就在這時,一陣急促的腳步聲傳來,一名侍人出現在殿前,顫抖著聲音說道“陛下,蔡侯吞金,薨在偏殿”
“什么”
天子騰地站起身,執政也是臉色驟變。
數日之前,介卿刁泰在牢中自戕,朝中傳得風風雨雨。天子和執政的關系緩和不久,又因他的死變得危如累卵。
事情尚未解決,關押在上京的蔡侯又死于非命。
蔡侯是晉國押送而來,關系到晉侯遇刺的主使。就這樣吞金而死,上京勢必背負罵名,被疑殺人滅口。
天子想得清楚,執政也是一樣。君臣對視一眼,不約而同感到棘手。此事處理不好,別說借大覲設局,恐怕要被晉侯反咬一口,受到天下責難。
相比之下,君臣間的猜疑反倒成為小事。
“陛下,需徹查蔡侯為何吞金。”執政再無法置身事外,當即開口說道。
“此事交給執政。”天子果斷下旨,全權托付給執政。
“諾。”執政領命,眼中寒光畢現。
群臣緘默不語,都意識到事情的嚴重性。
稍有不慎,上京就要背負擅殺諸侯以脫罪的惡名,再次引發眾怒。這樣的后果,任誰都無法承擔。
跪在殿內的五名王子不敢出聲。
王子害絕處逢生,心知罪名未定,自己就有翻盤的機會。
王子肥和王子典對視一眼,雖然心有不甘,也不好在此時開口,否則極可能引來天子怒火。
“當真是好運。”王子肥冷睨王子害一眼,刻意壓低聲量,不使第二人聽見。
王子害神情扭曲,終究壓下怒火,什么也沒說。
貴族隊伍中,喜烽低下頭,盡量掩蓋情緒,不被任何人察覺。
刁泰死了,蔡侯也死了。
前者之死有他推動,后者為何吞金,他一無所知。
不過,不妨礙他借題發揮。
喜烽瞇了瞇眼,想到之前送來重金的越人,心下很快有了主意。
越晉有婚盟,消息送到越國,想必晉國也能很快知曉。以晉侯的作風,天子必定焦頭爛額。
想到那個場景,喜烽就大感暢快,用力捏住拳頭,仍抑制不住興奮,指尖微微顫抖。
與此同時,楚煜的信鳥飛入晉國都城,在晉侯宮上空盤旋一周,徑直飛入宮殿。
不湊巧地是,林珩不在宮內。為即將到來的出征做準備,他率黑騎奔赴新軍軍營,田齊駕車同行。
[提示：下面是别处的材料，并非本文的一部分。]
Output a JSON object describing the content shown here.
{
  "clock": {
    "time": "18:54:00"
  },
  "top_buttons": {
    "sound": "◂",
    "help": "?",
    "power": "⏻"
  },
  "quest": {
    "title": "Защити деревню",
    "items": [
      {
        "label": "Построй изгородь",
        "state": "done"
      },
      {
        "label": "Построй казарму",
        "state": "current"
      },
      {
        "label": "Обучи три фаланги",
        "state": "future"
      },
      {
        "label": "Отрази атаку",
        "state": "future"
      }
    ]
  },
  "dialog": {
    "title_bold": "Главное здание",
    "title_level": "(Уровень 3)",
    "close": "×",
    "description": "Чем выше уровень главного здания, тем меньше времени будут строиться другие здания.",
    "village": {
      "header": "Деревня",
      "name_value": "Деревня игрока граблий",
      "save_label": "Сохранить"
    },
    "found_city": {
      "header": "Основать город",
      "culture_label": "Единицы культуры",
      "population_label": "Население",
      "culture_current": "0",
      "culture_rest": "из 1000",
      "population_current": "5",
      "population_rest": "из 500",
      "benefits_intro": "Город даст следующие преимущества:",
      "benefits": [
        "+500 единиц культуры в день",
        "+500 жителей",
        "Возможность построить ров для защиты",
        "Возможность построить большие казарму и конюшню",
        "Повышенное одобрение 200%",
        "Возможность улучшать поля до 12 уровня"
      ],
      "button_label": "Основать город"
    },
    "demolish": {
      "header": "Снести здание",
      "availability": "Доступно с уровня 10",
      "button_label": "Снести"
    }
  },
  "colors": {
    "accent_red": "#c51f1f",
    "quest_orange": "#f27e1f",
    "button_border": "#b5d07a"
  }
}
信鳥找不到林珩,誤打誤撞飛入南殿,落到了國太夫人宮內的鳥架上。
飼鳥的宮奴見其陌生,不敢專斷,立刻稟報內史繆良。
繆良認出木管上的標記,帶著信鳥去見國太夫人,當面稟明情況。
“於菟紋,是阿煜。”國太夫人解下木管,命繆良立刻去往城外,“去新軍處告知君侯,公子煜來信,或有要事。”
“諾。”繆良領命退出大殿,親自去往新軍大營。
他離開之后,國太夫人拿起木管,沒有急著打開,而是看著上面的刻印,思量究竟是何要事,才使得信使都來不及派,直接放飛信鳥。
“莫非關乎上京”
心中這樣想,國太夫人心中一凜,神情變得凝重。